Step 3: Mix the Meatloaf

  • Place the 1 pound of ground chuck and 1 pound of ground sausage into a large mixing bowl.
  • Add the bread, buttermilk and egg mixture to the top of the meat.
  • Add the vegetable, sauce and rub mixture to the top of the meat as well.
  • Add 1 teaspoon of salt to the top of the mixture and gently combine the ingredients together.
  • Do not overmix. Do just enough to combine and stop. Overworking the meatloaf mixture will make it tough.

Step 4: Form Into a Loaf

  • Pour or scoop the mixture onto a cookie sheet, food grade butcher paper, etc. and form into a loaf with your hands.
  • You can also place the mixture into a loaf pan to form it and then dump it out onto the pan, rack or tray that you will use to cook it.
  • You will notice that this mixture may be a little wetter than what you are used to using but that's ok. It will form and hold together just fine.
  • I recommend about 2 inches thick in the shape of a rectangle but you can get creative with this if you like.
  • If using a Bradley rack, I recommend placing a piece of wax paper under the meat so it will be easier to remove once done.

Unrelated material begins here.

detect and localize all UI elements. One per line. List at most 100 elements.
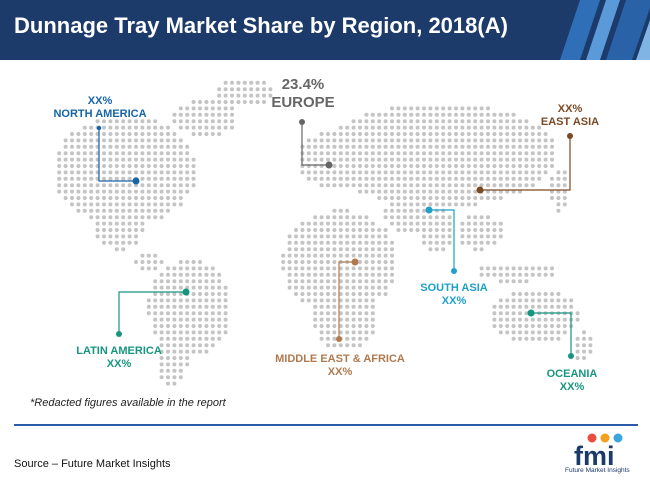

Step 5: Smoke the Meatloaf

  • Set up your smoker for cooking at about 225-240°F using indirect heat with hickory smoke or whatever smoking wood you have available.
  • If your smoker has a water pan, I recommend that you use it.
  • Once your smoker is maintaining the proper temperature, the cooking can commence.
  • Place the meatloaf in the smoker.
  • Let the loaf cook for 3-4 hours or until it reaches about 155°F.

Step 6: Top with Sauce

  • At about 155°F, brush the top and sides of the meatloaf with plenty of Jeff's barbecue sauce. Give it about 25-30 minutes to caramelize then remove from the smoker.
  • Finish temperature for meatloaf is actually 160°F but knowing that it will continue to cook and rise in temperature even after being removed from the smoker, it is ok to remove it a few degrees early.

Step 7: Rest and Serve

  • Once the meat is brought into the house, tent some foil over the top and let it rest for 15-20 minutes before slicing and serving. This resting period gives the juices in the meat time to redistribute throughout the meat.